Joint Press Release: Groups Challenge Trump Administration Rule Gutting Asylum
SAN FRANCISCO, California — Four immigrant rights organizations — Pangea Legal Services, Dolores Street Community Services, Inc., Catholic Legal Immigration Network, Inc. (CLINIC), and Capital Area Immigrants’ Rights Coalition — have requested a temporary restraining order in a lawsuit challenging a sweeping new rule that will eviscerate access to protection for people seeking refuge in the United States. Set to take effect on Jan. 11, 2021, the rule completely transforms the asylum process, severely limiting the availability of asylum and related protections to individuals fleeing persecution or torture. The plaintiff organizations are represented by the Center for Gender & Refugee Studies, the Harvard Immigration and Refugee Clinical Program, and the law firm of Sidley Austin LLP.
“Published in the waning hours of the Trump administration, this rule marks its most far-reaching attempt to end asylum yet, and a death knell to our country’s longstanding commitment to offer safe haven for the persecuted,” said Jamie Crook, Director of Litigation at the Center for Gender & Refugee Studies. “The rule violates our laws, flouts our treaty obligations, and upends decades of legal precedent. If the mammoth rule is permitted to take effect, it will result in people being deported to face persecution, torture, and even death in their home countries.”
The rule deprives asylum seekers of any semblance of due process, imposing many barriers to relief before they even have the opportunity to present their case in immigration court. Among its numerous harmful provisions, the rule allows judges to deny an asylum application without holding a hearing. The rule also establishes 12 new “discretionary” factors that will bar many asylum seekers from life-saving protection. These include a de facto bar to asylum for applicants who pass through another country en route to the United States, effectively codifying and expanding the Trump administration’s third country transit bar, which the courts have already struck down as unlawful.
For those who are able to get their case before a judge, the new rule radically redefines who qualifies as a “refugee,” distorting the law so thoroughly that adjudicators can deny relief to virtually all applicants. The rule explicitly excludes from protection survivors of gender-based violence, children and families targeted by gangs, and people fleeing other abhorrent abuses. It also redefines “persecution” in such a way that judges will be directed to deny asylum even to individuals who have been detained and threatened with death due to their beliefs.
“Despite its enormous scope, the administration rushed this rule through the regulatory process without regard for its life-or-death implications for asylum seekers,” said Sabrineh Ardalan, Director of the Harvard Immigration and Refugee Clinical Program. “The administration chose to brush aside nearly 90,000 public comments raising serious concerns with the proposed rule.”

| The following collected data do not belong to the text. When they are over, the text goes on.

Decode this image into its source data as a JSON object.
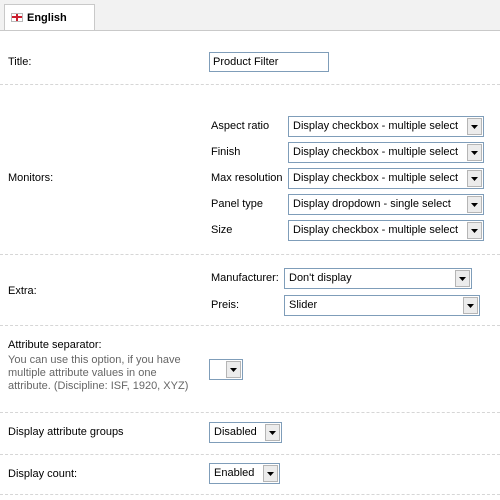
{
  "tabs": [
    {
      "label": "English",
      "icon": "english-flag-icon"
    }
  ],
  "title_row": {
    "label": "Title:",
    "value": "Product Filter"
  },
  "monitors": {
    "label": "Monitors:",
    "items": [
      {
        "label": "Aspect ratio",
        "value": "Display checkbox - multiple select"
      },
      {
        "label": "Finish",
        "value": "Display checkbox - multiple select"
      },
      {
        "label": "Max resolution",
        "value": "Display checkbox - multiple select"
      },
      {
        "label": "Panel type",
        "value": "Display dropdown - single select"
      },
      {
        "label": "Size",
        "value": "Display checkbox - multiple select"
      }
    ]
  },
  "extra": {
    "label": "Extra:",
    "items": [
      {
        "label": "Manufacturer:",
        "value": "Don't display"
      },
      {
        "label": "Preis:",
        "value": "Slider"
      }
    ]
  },
  "separator": {
    "label": "Attribute separator:",
    "help": "You can use this option, if you have multiple attribute values in one attribute. (Discipline: ISF, 1920, XYZ)",
    "value": ""
  },
  "groups": {
    "label": "Display attribute groups",
    "value": "Disabled"
  },
  "count": {
    "label": "Display count:",
    "value": "Enabled"
  }
}
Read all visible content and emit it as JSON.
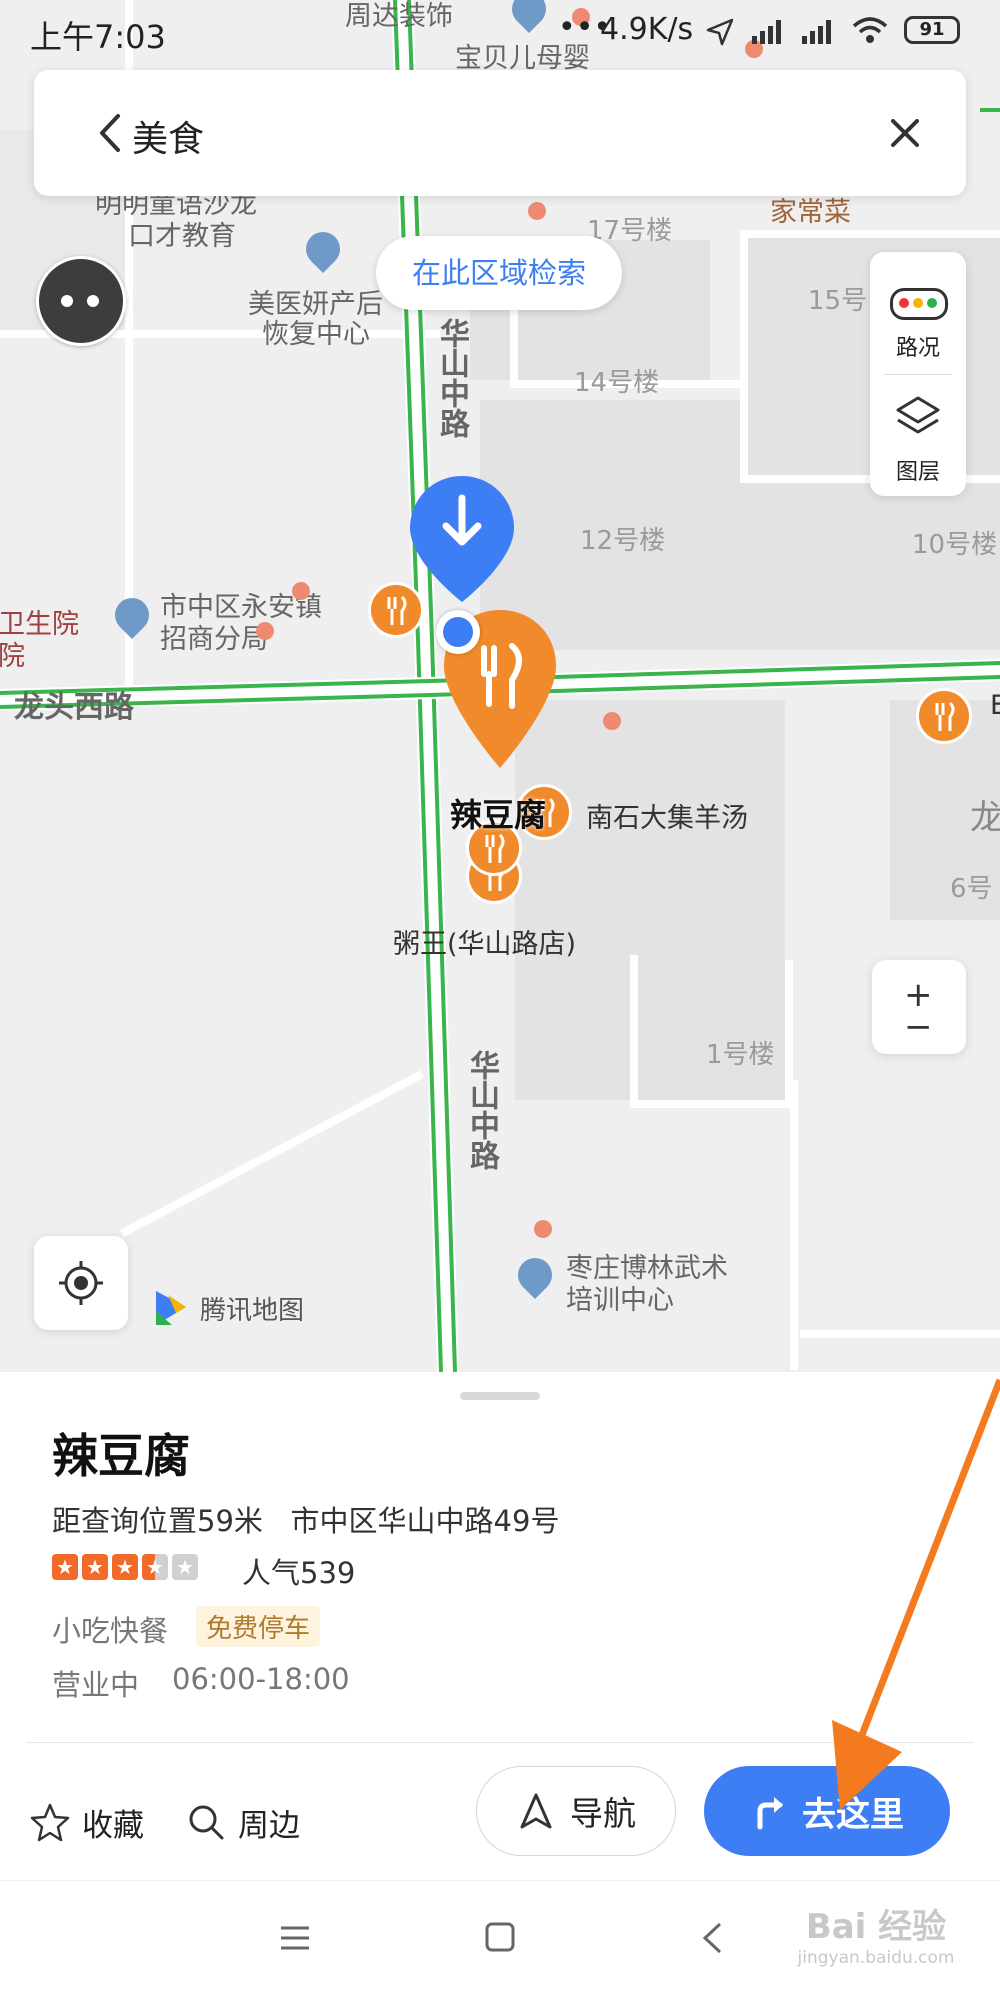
{
  "status": {
    "time": "上午7:03",
    "speed": "4.9K/s",
    "battery": "91"
  },
  "search": {
    "query": "美食"
  },
  "map": {
    "area_search_label": "在此区域检索",
    "road_status_label": "路况",
    "layers_label": "图层",
    "attribution": "腾讯地图",
    "labels": {
      "zhoudazhuangshi": "周达装饰",
      "baobeimuying": "宝贝儿母婴",
      "mingming_1": "明明童语沙龙",
      "mingming_2": "口才教育",
      "jiachangcai": "家常菜",
      "bld17": "17号楼",
      "bld15": "15号",
      "bld14": "14号楼",
      "bld12": "12号楼",
      "bld10": "10号楼",
      "bld6": "6号",
      "bld1": "1号楼",
      "meiyi_1": "美医妍产后",
      "meiyi_2": "恢复中心",
      "weishengyuan_1": "卫生院",
      "weishengyuan_2": "院",
      "yongan_1": "市中区永安镇",
      "yongan_2": "招商分局",
      "longtouxilu": "龙头西路",
      "huashan_top": "华山中路",
      "huashan_bottom": "华山中路",
      "ladoufu": "辣豆腐",
      "nanshi": "南石大集羊汤",
      "zhouwang": "粥王(华山路店)",
      "bolin_1": "枣庄博林武术",
      "bolin_2": "培训中心",
      "long": "龙",
      "e": "E"
    }
  },
  "place": {
    "name": "辣豆腐",
    "distance_address": "距查询位置59米   市中区华山中路49号",
    "rating": 3.5,
    "popularity": "人气539",
    "category": "小吃快餐",
    "tag": "免费停车",
    "hours_status": "营业中",
    "hours": "06:00-18:00"
  },
  "actions": {
    "favorite": "收藏",
    "nearby": "周边",
    "navigate": "导航",
    "go_here": "去这里"
  },
  "watermark": {
    "brand": "Bai 经验",
    "url": "jingyan.baidu.com"
  },
  "colors": {
    "accent": "#3e7ef5",
    "poi": "#f08a2a",
    "road_green": "#39b54a",
    "tag_bg": "#fdf3df",
    "tag_fg": "#b07a2a",
    "arrow": "#f47a20"
  }
}
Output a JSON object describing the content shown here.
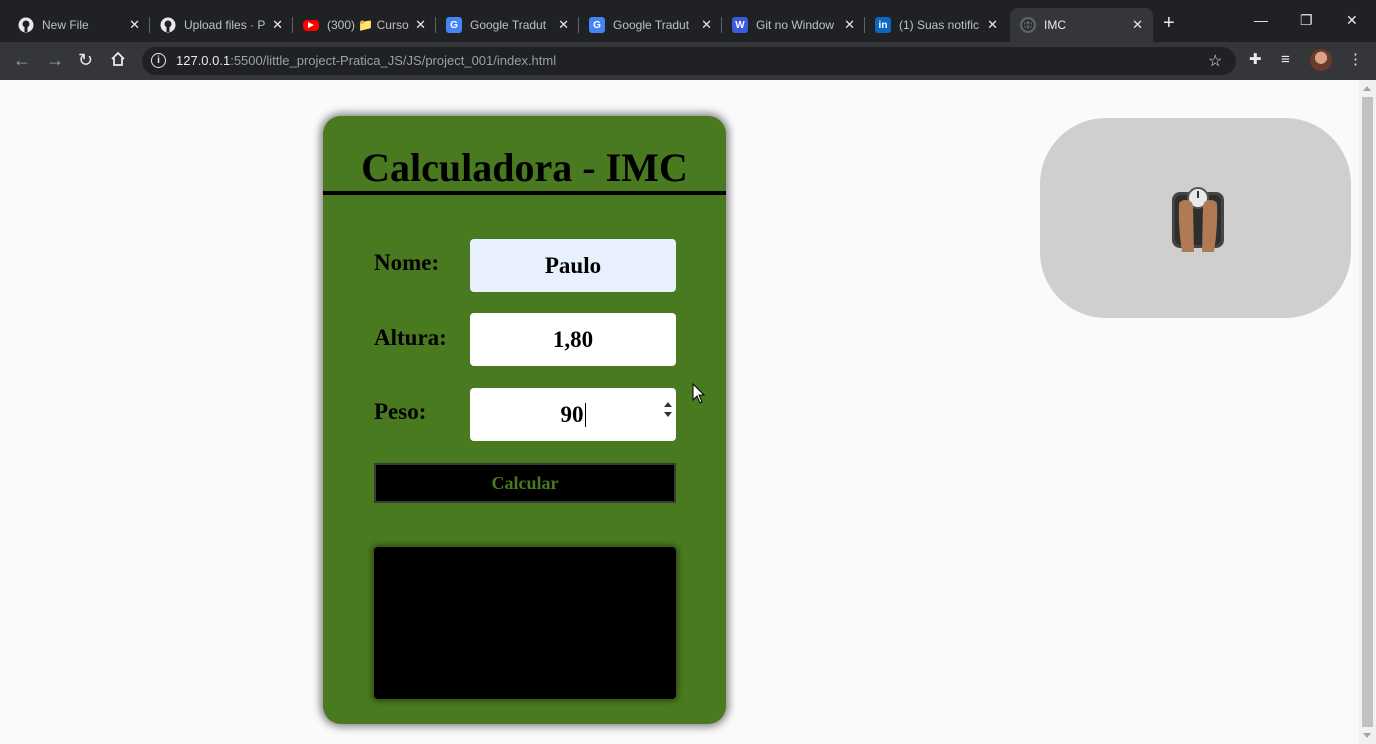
{
  "browser": {
    "tabs": [
      {
        "title": "New File",
        "icon": "github-icon"
      },
      {
        "title": "Upload files · P",
        "icon": "github-icon"
      },
      {
        "title": "(300) 📁 Curso",
        "icon": "youtube-icon"
      },
      {
        "title": "Google Tradut",
        "icon": "google-translate-icon"
      },
      {
        "title": "Google Tradut",
        "icon": "google-translate-icon"
      },
      {
        "title": "Git no Window",
        "icon": "w-icon"
      },
      {
        "title": "(1) Suas notific",
        "icon": "linkedin-icon"
      },
      {
        "title": "IMC",
        "icon": "globe-icon"
      }
    ],
    "url_host": "127.0.0.1",
    "url_path": ":5500/little_project-Pratica_JS/JS/project_001/index.html"
  },
  "app": {
    "title": "Calculadora - IMC",
    "fields": {
      "nome": {
        "label": "Nome:",
        "value": "Paulo"
      },
      "altura": {
        "label": "Altura:",
        "value": "1,80"
      },
      "peso": {
        "label": "Peso:",
        "value": "90"
      }
    },
    "button_label": "Calcular",
    "result": ""
  },
  "colors": {
    "card_green": "#4a7a1f",
    "panel_gray": "#cfcfcf"
  }
}
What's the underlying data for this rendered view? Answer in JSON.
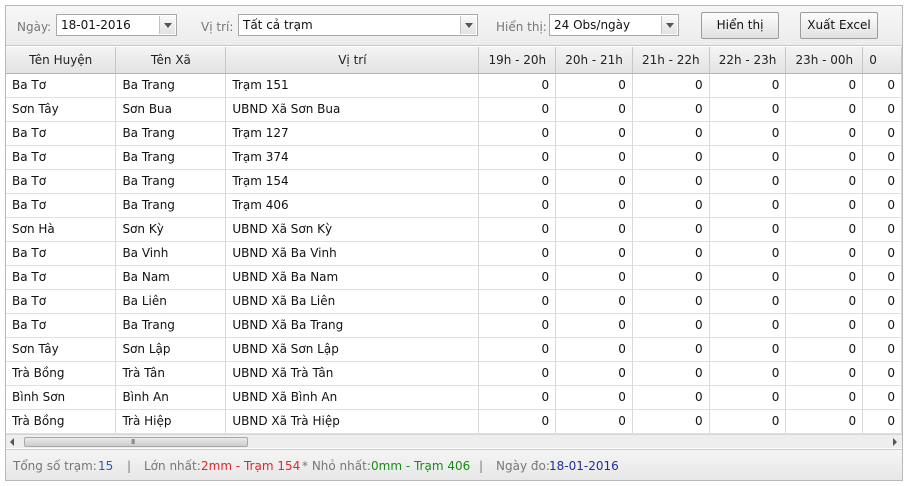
{
  "toolbar": {
    "date_label": "Ngày:",
    "date_value": "18-01-2016",
    "location_label": "Vị trí:",
    "location_value": "Tất cả trạm",
    "display_label": "Hiển thị:",
    "display_value": "24 Obs/ngày",
    "show_button": "Hiển thị",
    "export_button": "Xuất Excel"
  },
  "table": {
    "headers": [
      "Tên Huyện",
      "Tên Xã",
      "Vị trí",
      "19h - 20h",
      "20h - 21h",
      "21h - 22h",
      "22h - 23h",
      "23h - 00h",
      "0"
    ],
    "rows": [
      [
        "Ba Tơ",
        "Ba Trang",
        "Trạm 151",
        "0",
        "0",
        "0",
        "0",
        "0",
        "0"
      ],
      [
        "Sơn Tây",
        "Sơn Bua",
        "UBND Xã Sơn Bua",
        "0",
        "0",
        "0",
        "0",
        "0",
        "0"
      ],
      [
        "Ba Tơ",
        "Ba Trang",
        "Trạm 127",
        "0",
        "0",
        "0",
        "0",
        "0",
        "0"
      ],
      [
        "Ba Tơ",
        "Ba Trang",
        "Trạm 374",
        "0",
        "0",
        "0",
        "0",
        "0",
        "0"
      ],
      [
        "Ba Tơ",
        "Ba Trang",
        "Trạm 154",
        "0",
        "0",
        "0",
        "0",
        "0",
        "0"
      ],
      [
        "Ba Tơ",
        "Ba Trang",
        "Trạm 406",
        "0",
        "0",
        "0",
        "0",
        "0",
        "0"
      ],
      [
        "Sơn Hà",
        "Sơn Kỳ",
        "UBND Xã Sơn Kỳ",
        "0",
        "0",
        "0",
        "0",
        "0",
        "0"
      ],
      [
        "Ba Tơ",
        "Ba Vinh",
        "UBND Xã Ba Vinh",
        "0",
        "0",
        "0",
        "0",
        "0",
        "0"
      ],
      [
        "Ba Tơ",
        "Ba Nam",
        "UBND Xã Ba Nam",
        "0",
        "0",
        "0",
        "0",
        "0",
        "0"
      ],
      [
        "Ba Tơ",
        "Ba Liên",
        "UBND Xã Ba Liên",
        "0",
        "0",
        "0",
        "0",
        "0",
        "0"
      ],
      [
        "Ba Tơ",
        "Ba Trang",
        "UBND Xã Ba Trang",
        "0",
        "0",
        "0",
        "0",
        "0",
        "0"
      ],
      [
        "Sơn Tây",
        "Sơn Lập",
        "UBND Xã Sơn Lập",
        "0",
        "0",
        "0",
        "0",
        "0",
        "0"
      ],
      [
        "Trà Bồng",
        "Trà Tân",
        "UBND Xã Trà Tân",
        "0",
        "0",
        "0",
        "0",
        "0",
        "0"
      ],
      [
        "Bình Sơn",
        "Bình An",
        "UBND Xã Bình An",
        "0",
        "0",
        "0",
        "0",
        "0",
        "0"
      ],
      [
        "Trà Bồng",
        "Trà Hiệp",
        "UBND Xã Trà Hiệp",
        "0",
        "0",
        "0",
        "0",
        "0",
        "0"
      ]
    ]
  },
  "scrollbar": {
    "grip": "III"
  },
  "status": {
    "total_label": "Tổng số trạm:",
    "total_value": "15",
    "sep1": "|",
    "max_label": "Lớn nhất:",
    "max_value": "2mm - Trạm 154",
    "min_label": "* Nhỏ nhất:",
    "min_value": "0mm - Trạm 406",
    "sep2": "|",
    "date_label": "Ngày đo:",
    "date_value": "18-01-2016"
  },
  "colors": {
    "count": "#2d5fa8",
    "max": "#e0282a",
    "min": "#1a8a1a",
    "date": "#1c2f9c"
  },
  "icons": {
    "dropdown": "chevron-down-icon",
    "scroll_left": "arrow-left-icon",
    "scroll_right": "arrow-right-icon"
  }
}
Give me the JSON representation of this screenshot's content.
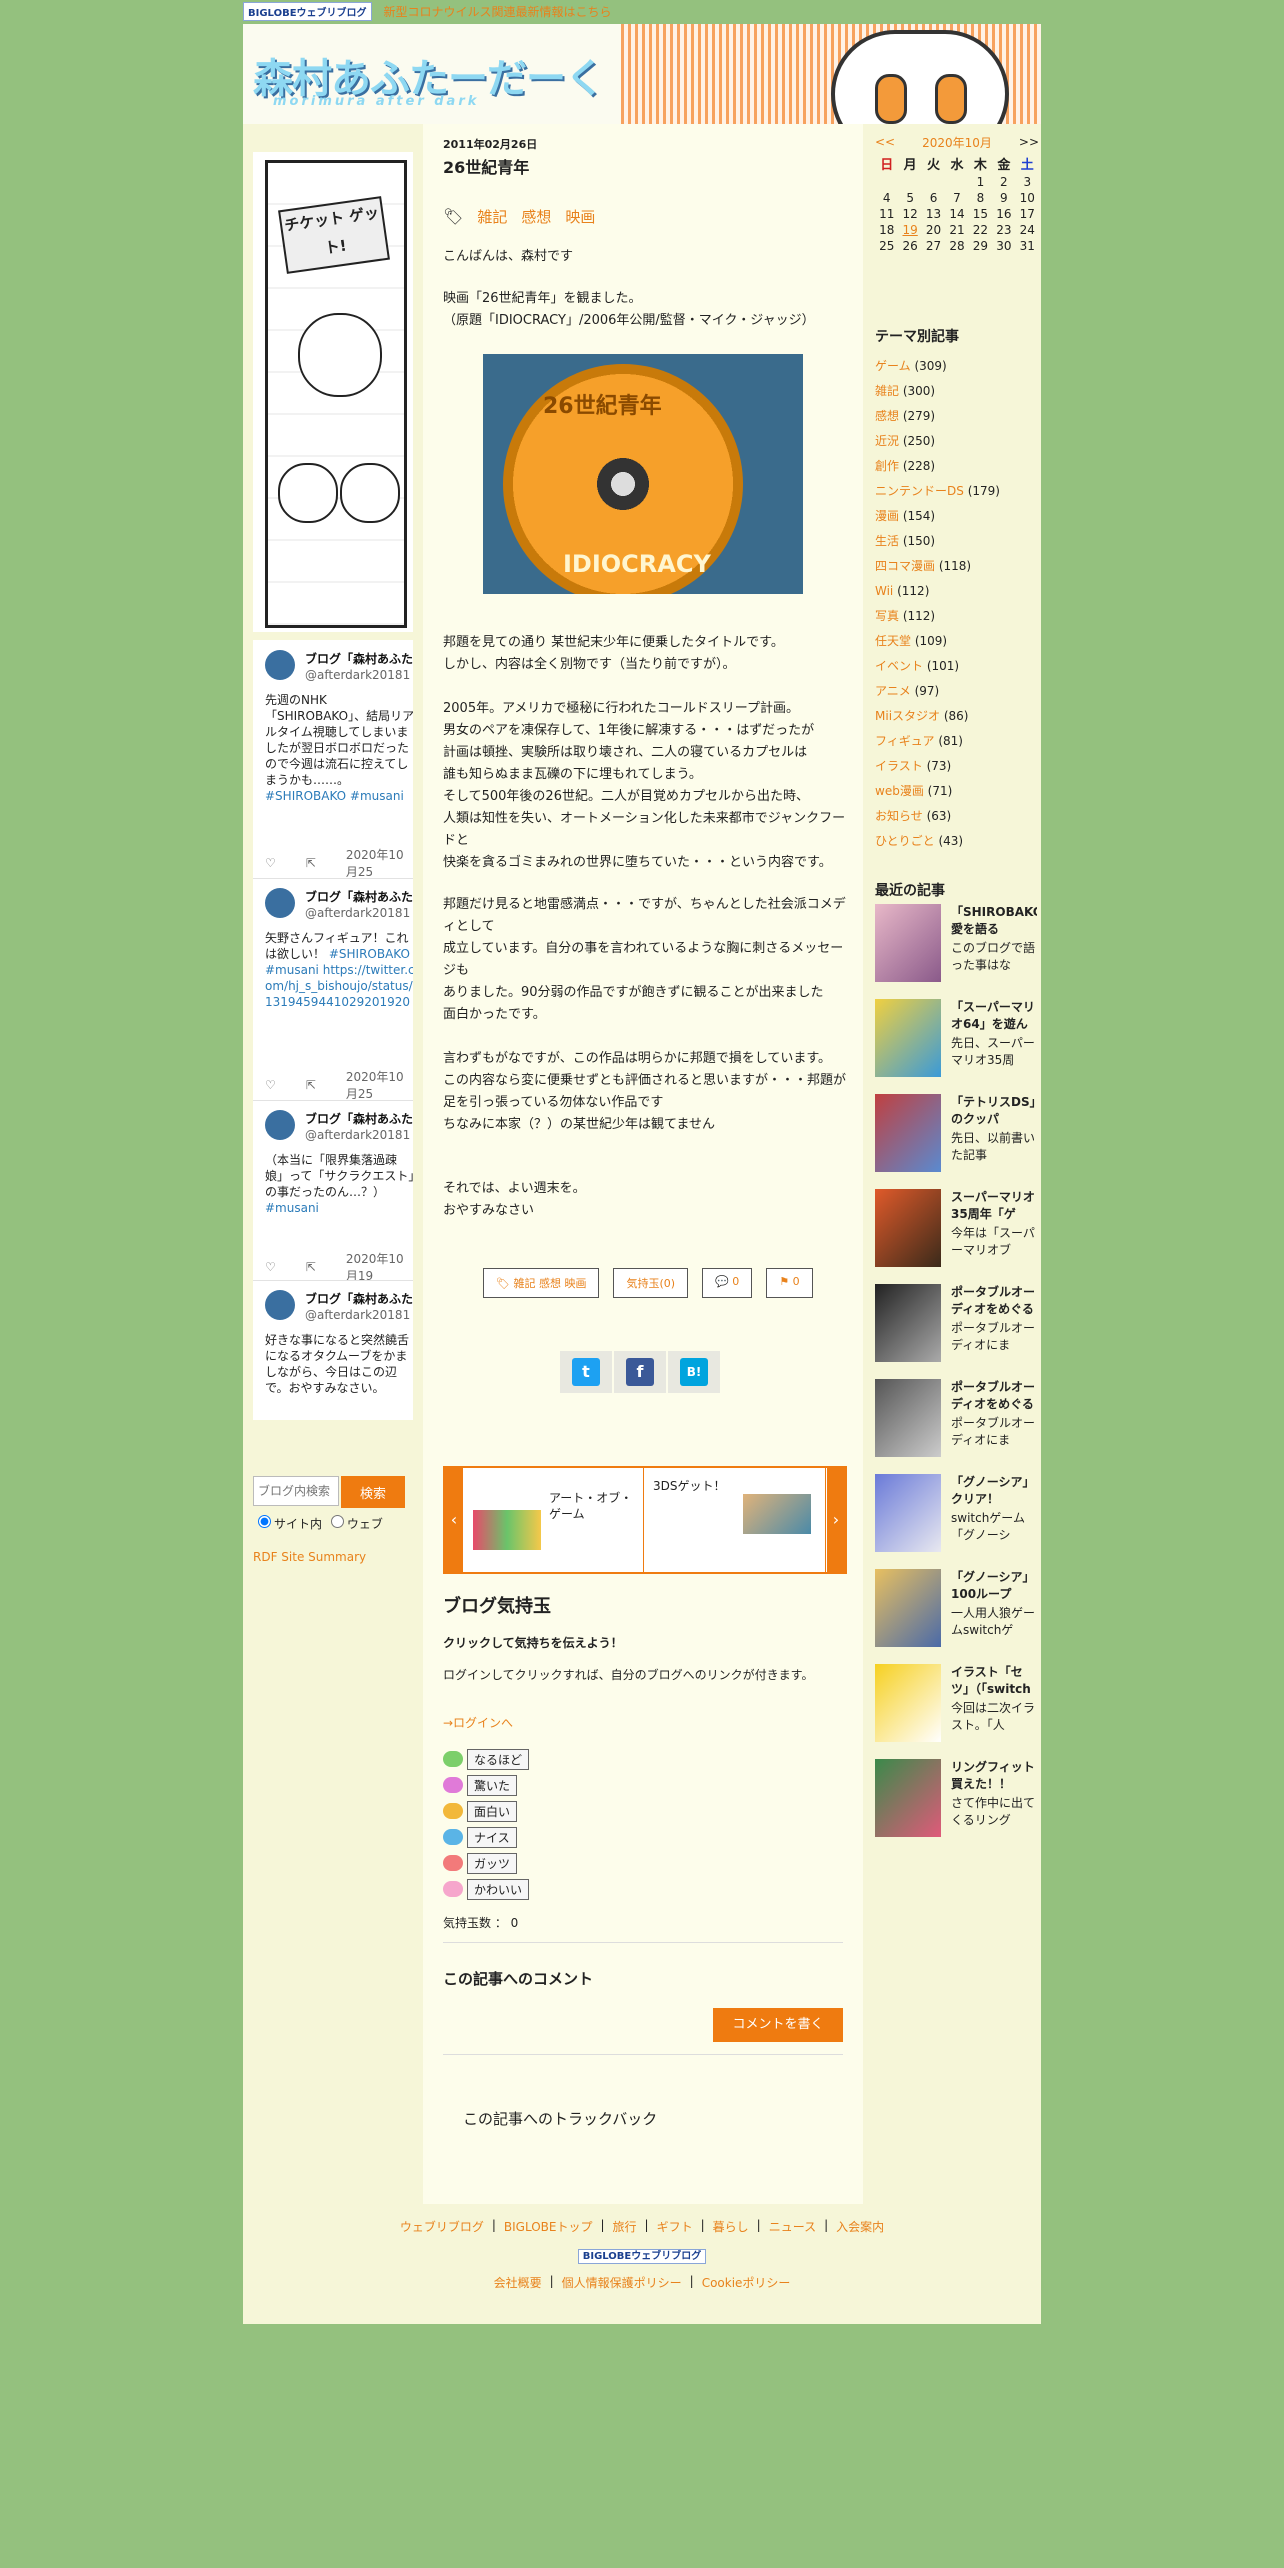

The plaintiffs in this lawsuit are nonprofit organizations that provide immigration legal services and have previously come together to stop other Trump administration attempts to erect unlawful barriers to asylum. They contend that the new rule will make it far more difficult to assist asylum-seeking clients and cause serious harm to the immigrant communities they serve.
The plaintiffs have asked the U.S. District Court for the Northern District of California to issue a permanent nationwide injunction to prevent the rule from taking effect, arguing that the rule violates the Immigration and Nationality Act, the Administrative Procedures Act, the Due Process Clause of the U.S. Constitution, and the United States’ duty under international law not to return people to persecution or torture. On Wednesday the plaintiffs requested a temporary restraining order to immediately halt implementation of the rule while the court considers the case.
The plaintiffs also argue that the rule is procedurally invalid, as it was co-issued by Acting Department of Homeland Security Secretary Chad Wolf, whom multiple courts have declared was unlawfully appointed to his position and lacks the authority to promulgate such a rule.